I wasn't analyzing the data this way back then. I was eager to avoid what I considered the "sin of participation". I prepared a list of the most important points that justify boycotting based on the articles of the 2002 Constitution and placed it at the entrance of Imam Al-Sadiq Mosque. I used to see the reactions of people reading the paper. All of them had the same impression that protesting against the Constitution and calling to boycott was an attempt to embarrass the religious authorities and political leaders.

I personally didn't intend to undermine the religious authorities or overcross the societies. However, certainly some of those who called for opposition saw the religious authorities and political leaders as an obstacle in the face of the political reform. What's unfortunate is that Sheikh Qassim's sermon included many concerns that were neglected at the time, and it seems to me that they are still neglected as of today. Nonetheless, the bright side is that the opposition parties demonstrated the finest displays of democratic practices when they settled the participation and boycott issue through free dialogues in which the man of Hawza (highest religious institution) was treated equally to an academic, thanks to Sheikh Ali Salman [the secretary general of the dissolved Al-Wefaq Society].

The boycott decision certainly did not have the horizon to bring us closer to meeting our aspirations in achieving a modern state, but the assumption that the solution was in participation was only hypothetical. There is no evidence that our situation would have been better along the line if we committed to participating.

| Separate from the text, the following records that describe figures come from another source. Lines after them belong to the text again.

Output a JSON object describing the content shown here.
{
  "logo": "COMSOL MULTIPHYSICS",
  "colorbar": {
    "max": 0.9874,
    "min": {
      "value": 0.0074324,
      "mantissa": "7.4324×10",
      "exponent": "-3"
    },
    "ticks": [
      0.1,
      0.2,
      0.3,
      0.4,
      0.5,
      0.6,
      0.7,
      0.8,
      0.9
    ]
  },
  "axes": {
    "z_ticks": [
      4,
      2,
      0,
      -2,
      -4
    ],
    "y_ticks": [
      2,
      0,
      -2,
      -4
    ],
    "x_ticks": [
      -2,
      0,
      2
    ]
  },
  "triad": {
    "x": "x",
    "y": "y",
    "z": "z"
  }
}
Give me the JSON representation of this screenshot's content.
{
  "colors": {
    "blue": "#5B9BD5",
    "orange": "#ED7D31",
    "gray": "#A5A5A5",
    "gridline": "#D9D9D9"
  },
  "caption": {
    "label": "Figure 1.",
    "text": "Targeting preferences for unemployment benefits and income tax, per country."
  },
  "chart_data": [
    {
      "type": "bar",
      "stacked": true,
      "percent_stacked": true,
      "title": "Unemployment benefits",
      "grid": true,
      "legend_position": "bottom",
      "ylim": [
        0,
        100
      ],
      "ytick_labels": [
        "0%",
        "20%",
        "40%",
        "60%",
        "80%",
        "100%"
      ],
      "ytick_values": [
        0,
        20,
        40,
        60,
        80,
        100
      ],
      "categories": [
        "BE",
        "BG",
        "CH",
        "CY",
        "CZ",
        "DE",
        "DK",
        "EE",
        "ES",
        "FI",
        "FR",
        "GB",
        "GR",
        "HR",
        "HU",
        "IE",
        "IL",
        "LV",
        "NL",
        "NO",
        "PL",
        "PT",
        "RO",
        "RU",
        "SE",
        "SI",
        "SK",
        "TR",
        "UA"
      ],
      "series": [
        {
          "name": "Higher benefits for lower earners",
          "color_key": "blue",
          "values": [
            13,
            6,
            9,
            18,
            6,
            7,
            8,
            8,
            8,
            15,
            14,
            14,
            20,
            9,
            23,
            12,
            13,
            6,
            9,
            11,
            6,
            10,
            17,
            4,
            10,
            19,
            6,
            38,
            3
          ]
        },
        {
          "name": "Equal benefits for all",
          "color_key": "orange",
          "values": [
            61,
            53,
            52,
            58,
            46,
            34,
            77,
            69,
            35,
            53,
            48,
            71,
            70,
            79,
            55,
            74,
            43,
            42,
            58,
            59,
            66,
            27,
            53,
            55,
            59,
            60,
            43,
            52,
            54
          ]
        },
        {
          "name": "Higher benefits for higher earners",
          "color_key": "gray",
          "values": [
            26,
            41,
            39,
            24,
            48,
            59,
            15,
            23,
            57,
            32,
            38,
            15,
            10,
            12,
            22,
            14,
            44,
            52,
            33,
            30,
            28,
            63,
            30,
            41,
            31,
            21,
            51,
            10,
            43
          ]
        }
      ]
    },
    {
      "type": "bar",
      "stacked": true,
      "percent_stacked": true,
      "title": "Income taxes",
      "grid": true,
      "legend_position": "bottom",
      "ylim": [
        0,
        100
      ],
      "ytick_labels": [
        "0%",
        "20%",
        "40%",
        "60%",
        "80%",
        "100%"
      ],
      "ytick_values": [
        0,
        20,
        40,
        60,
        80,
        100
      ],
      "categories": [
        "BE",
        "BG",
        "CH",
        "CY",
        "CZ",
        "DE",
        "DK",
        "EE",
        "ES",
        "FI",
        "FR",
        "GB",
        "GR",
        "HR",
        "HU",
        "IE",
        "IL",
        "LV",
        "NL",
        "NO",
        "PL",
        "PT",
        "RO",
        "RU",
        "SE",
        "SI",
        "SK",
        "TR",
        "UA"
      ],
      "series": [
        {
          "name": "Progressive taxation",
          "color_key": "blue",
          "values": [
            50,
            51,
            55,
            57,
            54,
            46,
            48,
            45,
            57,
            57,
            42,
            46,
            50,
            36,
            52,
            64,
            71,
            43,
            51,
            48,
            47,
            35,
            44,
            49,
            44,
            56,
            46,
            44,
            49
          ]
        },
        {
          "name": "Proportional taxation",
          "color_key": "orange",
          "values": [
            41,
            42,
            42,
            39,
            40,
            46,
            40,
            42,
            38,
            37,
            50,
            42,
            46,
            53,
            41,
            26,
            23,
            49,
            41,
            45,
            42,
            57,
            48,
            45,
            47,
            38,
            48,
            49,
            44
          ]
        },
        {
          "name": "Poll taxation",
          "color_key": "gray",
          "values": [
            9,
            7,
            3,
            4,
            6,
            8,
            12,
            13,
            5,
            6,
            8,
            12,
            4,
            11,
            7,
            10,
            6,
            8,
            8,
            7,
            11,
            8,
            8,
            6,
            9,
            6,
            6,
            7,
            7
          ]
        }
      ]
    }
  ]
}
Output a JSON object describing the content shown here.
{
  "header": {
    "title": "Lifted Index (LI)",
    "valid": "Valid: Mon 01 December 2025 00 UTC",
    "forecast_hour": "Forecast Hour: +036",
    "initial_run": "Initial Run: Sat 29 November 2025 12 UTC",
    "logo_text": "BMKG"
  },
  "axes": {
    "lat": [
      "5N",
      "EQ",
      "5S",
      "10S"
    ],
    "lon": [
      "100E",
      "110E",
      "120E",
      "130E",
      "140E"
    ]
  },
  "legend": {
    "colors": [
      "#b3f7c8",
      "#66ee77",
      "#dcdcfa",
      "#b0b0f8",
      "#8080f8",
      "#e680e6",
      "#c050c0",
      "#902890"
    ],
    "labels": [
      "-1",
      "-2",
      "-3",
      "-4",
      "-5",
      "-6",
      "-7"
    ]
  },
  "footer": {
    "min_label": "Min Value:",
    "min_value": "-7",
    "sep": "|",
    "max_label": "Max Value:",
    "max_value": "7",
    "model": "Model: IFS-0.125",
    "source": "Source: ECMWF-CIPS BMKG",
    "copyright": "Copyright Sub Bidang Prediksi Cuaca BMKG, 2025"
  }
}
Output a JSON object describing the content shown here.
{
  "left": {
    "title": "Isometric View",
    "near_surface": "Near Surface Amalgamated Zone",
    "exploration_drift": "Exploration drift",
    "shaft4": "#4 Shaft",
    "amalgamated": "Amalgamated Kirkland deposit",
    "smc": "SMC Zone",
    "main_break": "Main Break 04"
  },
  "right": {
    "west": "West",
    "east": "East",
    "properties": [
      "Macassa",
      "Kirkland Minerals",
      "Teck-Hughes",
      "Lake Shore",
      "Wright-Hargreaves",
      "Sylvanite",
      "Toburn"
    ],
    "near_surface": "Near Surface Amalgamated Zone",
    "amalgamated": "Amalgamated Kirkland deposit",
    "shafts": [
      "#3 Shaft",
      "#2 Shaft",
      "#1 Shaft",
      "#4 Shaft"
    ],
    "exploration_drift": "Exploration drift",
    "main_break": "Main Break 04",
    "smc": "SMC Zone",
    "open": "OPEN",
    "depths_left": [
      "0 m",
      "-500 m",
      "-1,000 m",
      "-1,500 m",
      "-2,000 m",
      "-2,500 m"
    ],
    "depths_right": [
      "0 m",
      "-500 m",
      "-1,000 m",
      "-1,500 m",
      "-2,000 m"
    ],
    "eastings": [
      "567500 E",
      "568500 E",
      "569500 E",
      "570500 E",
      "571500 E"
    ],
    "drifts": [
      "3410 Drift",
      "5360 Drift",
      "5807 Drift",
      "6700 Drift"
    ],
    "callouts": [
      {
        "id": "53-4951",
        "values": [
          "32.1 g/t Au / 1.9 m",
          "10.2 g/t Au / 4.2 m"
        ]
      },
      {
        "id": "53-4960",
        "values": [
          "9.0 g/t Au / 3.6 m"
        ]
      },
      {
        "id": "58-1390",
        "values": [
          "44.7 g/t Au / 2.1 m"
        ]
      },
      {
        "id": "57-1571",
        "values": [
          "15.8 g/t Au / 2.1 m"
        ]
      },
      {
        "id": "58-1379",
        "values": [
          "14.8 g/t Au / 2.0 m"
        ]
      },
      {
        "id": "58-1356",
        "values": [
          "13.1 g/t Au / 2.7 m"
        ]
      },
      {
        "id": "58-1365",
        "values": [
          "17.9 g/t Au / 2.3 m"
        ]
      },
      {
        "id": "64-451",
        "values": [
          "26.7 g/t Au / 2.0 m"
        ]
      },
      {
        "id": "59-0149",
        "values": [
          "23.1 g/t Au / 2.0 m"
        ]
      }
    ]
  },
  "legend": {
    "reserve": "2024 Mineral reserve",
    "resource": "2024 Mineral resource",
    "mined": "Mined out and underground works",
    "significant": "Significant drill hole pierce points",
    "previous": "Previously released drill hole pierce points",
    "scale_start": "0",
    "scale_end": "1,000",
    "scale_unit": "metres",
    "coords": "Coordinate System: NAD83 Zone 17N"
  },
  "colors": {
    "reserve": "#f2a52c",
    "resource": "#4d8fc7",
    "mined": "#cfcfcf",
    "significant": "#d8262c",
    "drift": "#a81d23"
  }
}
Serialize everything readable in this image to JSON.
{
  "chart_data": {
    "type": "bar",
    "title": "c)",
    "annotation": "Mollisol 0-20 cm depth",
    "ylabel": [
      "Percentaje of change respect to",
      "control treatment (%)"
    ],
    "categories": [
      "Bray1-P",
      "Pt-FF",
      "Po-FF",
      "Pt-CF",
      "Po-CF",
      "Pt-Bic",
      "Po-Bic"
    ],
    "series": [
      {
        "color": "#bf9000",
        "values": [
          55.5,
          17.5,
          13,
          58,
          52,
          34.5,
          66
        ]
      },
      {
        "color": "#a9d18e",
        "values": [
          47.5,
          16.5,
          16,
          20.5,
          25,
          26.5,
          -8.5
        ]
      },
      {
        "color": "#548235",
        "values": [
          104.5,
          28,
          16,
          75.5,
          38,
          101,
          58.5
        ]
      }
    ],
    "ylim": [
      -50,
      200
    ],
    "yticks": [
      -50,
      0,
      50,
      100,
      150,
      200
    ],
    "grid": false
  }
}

After all these years, I find that we understood the opposition as identifying grievances and insulting and dispraising oppressors. We also understood reform as a group of legal frameworks. In 1990s, the slogan was the "Parliament is the solution" and in the beginning of the third millennium, it became "Contractual Constitution is the solution", then in 2010 it turned into "constitutional monarchy is the solution". However, when considering the challenge Qatar faces, for instance, due to the Saudi, Emirati siege imposed on it, I personally wonder: How can Bahrain achieve constitutional reform? What is the value of any constitutional document if the UAE is the one that controls the national airport, the US controls the fifth fleet, while Saudi Arabia supplies Bahrain with oil for refining and controls the arrival of more than 80% of Bahrain's visitors through the causeway? Saudi Arabia also controls Abu Safa oil field and grants scholarships. I was looking forward to seeing Bahrain as the key for the reform of the Gulf labor market, as it demonstrates a small experience which Saudi Arabia could have benefitted from and applied on a larger scale.

These are my dreams, yet Bahrain has become a financial burden and source of concerns for the Gulf. At the end of the day, Bahrain is a part of the Arabian Peninsula, so any good that comes to it, will affect us all [in the Gulf], and any ills that affect it will definitely reach us all. Given all of that, it seems clear to me that beyond the importance of constitutional regimes is the balance of powers that protects any reconciliation.